Les résultats sont parlants et la République tchèque devrait remplir les critères de convergence dans un délai relativement rapide. Le débat n'en reste pas moins vif et de nombreux économistes craignent un ralentissement de la croissance ainsi que des réductions dans les dépenses publiques. Interviewé par le quotidien Dnes, l'économiste Pavel Sobísek souligne que le succès de l'Etat au niveau budgétaire doit beaucoup à la croissance rapide de l'économie tchèque, qui se rapproche des 5 % du PIB. En effet, les gains élevés des entreprises se répercutent également sur les rentrées financières dans les caisses de l'Etat, par les taxes par exemple. D'autres voix mettent en avant la défense de la sphère sociale, qui serait la première visée en cas de resserrement budgétaire.Une thèse que partage le nouveau gouvernement polonais, conservateur, et qui n'est pas sans inquiéter la Commission européenne. A peine nommée, la ministre des Finances, Teresa Lubinska, a indiqué, samedi, dans un entretien au quotidien britannique Financial Times, que « l'euro n'est pas la priorité » du gouvernement de Kazimierz Marcinkiewicz. Pour elle, la croissance est « plus importante », quitte à voir grandir le déficit budgétaire. Varsovie refuse ainsi pour l'instant de fixer une date pour l'adoption.
Entre croissance et euro, y a-t-il vraiment incompatibilité ? Les prévisions récentes de la Commission européenne ne vont pas dans ce sens. Baisse relative du chômage, tassement de l'inflation, la zone euro devrait connaître, dans les prochaines années, une reprise sensible de la croissance économique. La Commission européenne considère que les investissements devraient progresser de plus de 3 % en 2006 et 2007 au sein des Vingt-Cinq. Par ailleurs, la demande intérieure devrait se renforcer. La reprise devrait ainsi voir se créer six millions d'emplois d'ici à 2007 au sein des Vingt-Cinq, dont les trois quarts dans la zone euro.

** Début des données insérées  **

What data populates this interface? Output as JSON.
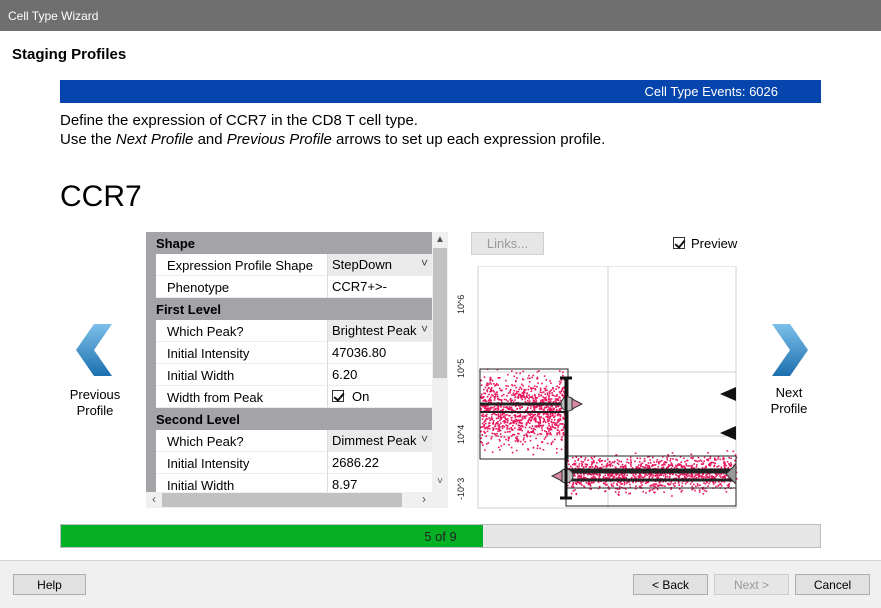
{
  "window": {
    "title": "Cell Type Wizard"
  },
  "page": {
    "heading": "Staging Profiles"
  },
  "events_bar": {
    "text": "Cell Type Events: 6026",
    "color": "#0645ad"
  },
  "instructions": {
    "line1": "Define the expression of CCR7 in the CD8 T cell type.",
    "line2_pre": "Use the ",
    "line2_next": "Next Profile",
    "line2_mid": " and ",
    "line2_prev": "Previous Profile",
    "line2_post": " arrows to set up each expression profile."
  },
  "marker": {
    "name": "CCR7"
  },
  "nav": {
    "previous": {
      "line1": "Previous",
      "line2": "Profile",
      "icon": "chevron-left-icon"
    },
    "next": {
      "line1": "Next",
      "line2": "Profile",
      "icon": "chevron-right-icon"
    },
    "arrow_color": "#2e8bc9"
  },
  "properties": {
    "shape_section": "Shape",
    "expression_profile_shape": {
      "label": "Expression Profile Shape",
      "value": "StepDown"
    },
    "phenotype": {
      "label": "Phenotype",
      "value": "CCR7+>-"
    },
    "first_section": "First Level",
    "first_which_peak": {
      "label": "Which Peak?",
      "value": "Brightest Peak"
    },
    "first_initial_intensity": {
      "label": "Initial Intensity",
      "value": "47036.80"
    },
    "first_initial_width": {
      "label": "Initial Width",
      "value": "6.20"
    },
    "first_width_from_peak": {
      "label": "Width from Peak",
      "value": "On"
    },
    "second_section": "Second Level",
    "second_which_peak": {
      "label": "Which Peak?",
      "value": "Dimmest Peak"
    },
    "second_initial_intensity": {
      "label": "Initial Intensity",
      "value": "2686.22"
    },
    "second_initial_width": {
      "label": "Initial Width",
      "value": "8.97"
    }
  },
  "links_button": {
    "label": "Links..."
  },
  "preview": {
    "label": "Preview",
    "checked": true
  },
  "plot": {
    "y_tick_labels": [
      "10^6",
      "10^5",
      "10^4",
      "-10^3"
    ],
    "dot_color": "#e8175d"
  },
  "progress": {
    "text": "5 of 9",
    "current": 5,
    "total": 9,
    "color": "#06b025"
  },
  "footer": {
    "help": "Help",
    "back": "< Back",
    "next": "Next >",
    "cancel": "Cancel"
  }
}
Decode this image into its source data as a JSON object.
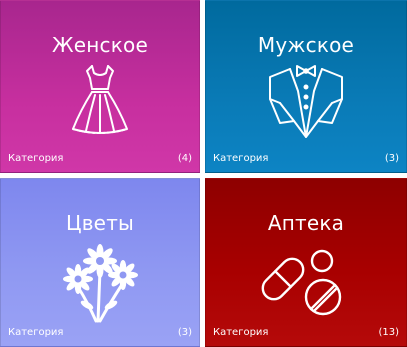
{
  "tiles": [
    {
      "title": "Женское",
      "category_label": "Категория",
      "count": "(4)",
      "icon": "dress-icon",
      "color": "#c72f9f"
    },
    {
      "title": "Мужское",
      "category_label": "Категория",
      "count": "(3)",
      "icon": "tuxedo-bowtie-icon",
      "color": "#0a7bb7"
    },
    {
      "title": "Цветы",
      "category_label": "Категория",
      "count": "(3)",
      "icon": "flowers-icon",
      "color": "#8f98f2"
    },
    {
      "title": "Аптека",
      "category_label": "Категория",
      "count": "(13)",
      "icon": "pills-icon",
      "color": "#a80000"
    }
  ]
}
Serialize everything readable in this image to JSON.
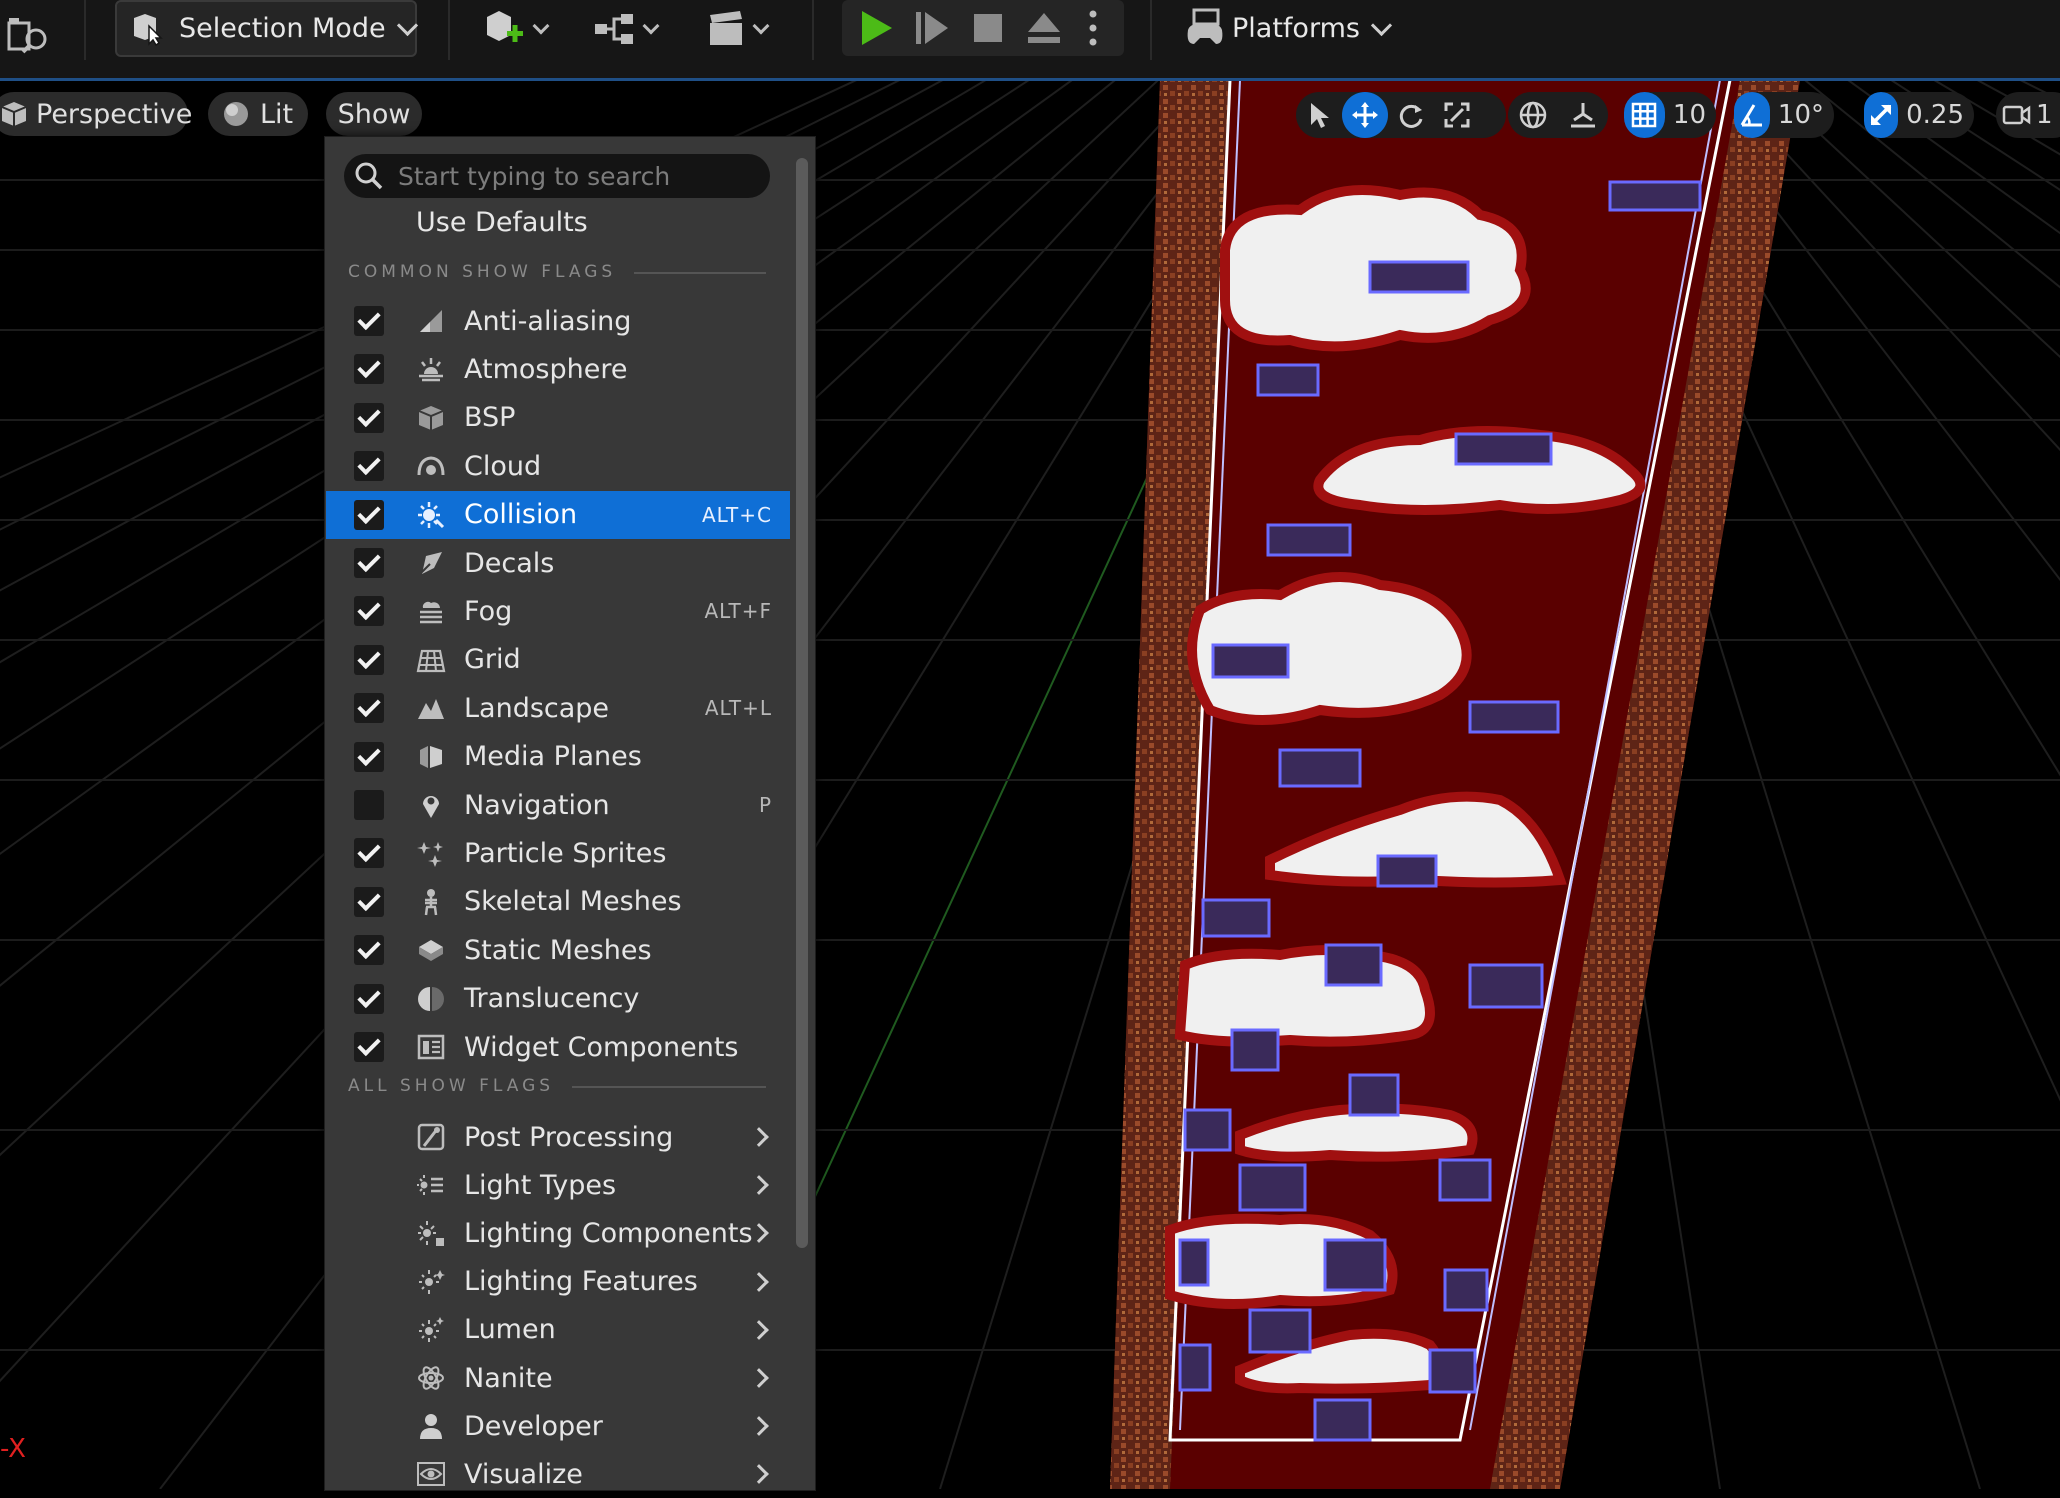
{
  "toolbar": {
    "selection_mode": "Selection Mode",
    "platforms": "Platforms"
  },
  "viewport": {
    "perspective": "Perspective",
    "lit": "Lit",
    "show": "Show",
    "grid_snap": "10",
    "rotation_snap": "10°",
    "scale_snap": "0.25",
    "camera_speed": "1",
    "axis_label": "-X"
  },
  "menu": {
    "search_placeholder": "Start typing to search",
    "use_defaults": "Use Defaults",
    "common_header": "COMMON SHOW FLAGS",
    "all_header": "ALL SHOW FLAGS",
    "common_flags": [
      {
        "label": "Anti-aliasing",
        "checked": true,
        "shortcut": "",
        "icon": "anti-aliasing-icon"
      },
      {
        "label": "Atmosphere",
        "checked": true,
        "shortcut": "",
        "icon": "atmosphere-icon"
      },
      {
        "label": "BSP",
        "checked": true,
        "shortcut": "",
        "icon": "bsp-icon"
      },
      {
        "label": "Cloud",
        "checked": true,
        "shortcut": "",
        "icon": "cloud-icon"
      },
      {
        "label": "Collision",
        "checked": true,
        "shortcut": "ALT+C",
        "icon": "collision-icon",
        "highlighted": true
      },
      {
        "label": "Decals",
        "checked": true,
        "shortcut": "",
        "icon": "decals-icon"
      },
      {
        "label": "Fog",
        "checked": true,
        "shortcut": "ALT+F",
        "icon": "fog-icon"
      },
      {
        "label": "Grid",
        "checked": true,
        "shortcut": "",
        "icon": "grid-icon"
      },
      {
        "label": "Landscape",
        "checked": true,
        "shortcut": "ALT+L",
        "icon": "landscape-icon"
      },
      {
        "label": "Media Planes",
        "checked": true,
        "shortcut": "",
        "icon": "media-planes-icon"
      },
      {
        "label": "Navigation",
        "checked": false,
        "shortcut": "P",
        "icon": "navigation-pin-icon"
      },
      {
        "label": "Particle Sprites",
        "checked": true,
        "shortcut": "",
        "icon": "particle-sprites-icon"
      },
      {
        "label": "Skeletal Meshes",
        "checked": true,
        "shortcut": "",
        "icon": "skeleton-icon"
      },
      {
        "label": "Static Meshes",
        "checked": true,
        "shortcut": "",
        "icon": "static-mesh-icon"
      },
      {
        "label": "Translucency",
        "checked": true,
        "shortcut": "",
        "icon": "translucency-icon"
      },
      {
        "label": "Widget Components",
        "checked": true,
        "shortcut": "",
        "icon": "widget-icon"
      }
    ],
    "all_flags": [
      {
        "label": "Post Processing",
        "icon": "post-processing-icon"
      },
      {
        "label": "Light Types",
        "icon": "light-types-icon"
      },
      {
        "label": "Lighting Components",
        "icon": "lighting-components-icon"
      },
      {
        "label": "Lighting Features",
        "icon": "lighting-features-icon"
      },
      {
        "label": "Lumen",
        "icon": "lumen-icon"
      },
      {
        "label": "Nanite",
        "icon": "nanite-atom-icon"
      },
      {
        "label": "Developer",
        "icon": "developer-person-icon"
      },
      {
        "label": "Visualize",
        "icon": "visualize-eye-icon"
      }
    ]
  },
  "colors": {
    "accent": "#0f6fd6",
    "play_green": "#4cbb17",
    "menu_bg": "#383838",
    "scene_red": "#5a0000"
  }
}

Le gouvernement tchèque, pour sa part, ne compte pas adopter une politique d'austérité en vue de la monnaie unique et il souhaite éviter toute coupure conséquente dans le budget de l'Etat. Il mise pour cela sur une stratégie subtile : l'endettement de l'Etat. Avec un niveau de 37,4 % en 2005, l'Etat dispose en effet d'une marge d'action importante pour rester dans la limite imposée par le traité de Maastricht, soit une dette publique à 60 % du PIB. Notons que la dette pure de l'Etat, qui ne prend pas en compte celle des institutions publiques, se situe autour de 5 %.Les chiffres du déficit public tchèque pourraient bien faire pâlir d'envie certains pays déjà membres de la zone euro, dont la France, qui devrait faire partie, l'année prochaine, des rares pays de l'Union monétaire où le déficit excessif s'aggrave. Tandis que le ministre français de l'Economie et des Finances, Thierry Breton, table sur un déficit de 3 % du produit intérieur brut en 2005, puis 2,9 % en 2006, les économistes bruxellois tablent sur un dérapage plus conséquent : 3,2 % en 2005, puis 3,5 % en 2006. Le rappel à l'ordre de la Commission se veut d'autant plus ferme que la conjoncture s'améliore dans l'UE. Elle prend aussi en compte le fait que les trois autres mauvais élèves budgétaires de la zone, l'Italie, la Grèce et le Portugal, devraient connaître une nette amélioration en 2006.
On le voit, le débat sur l'euro, à l'intérieur comme à l'extérieur de la zone, est loin d'être clos.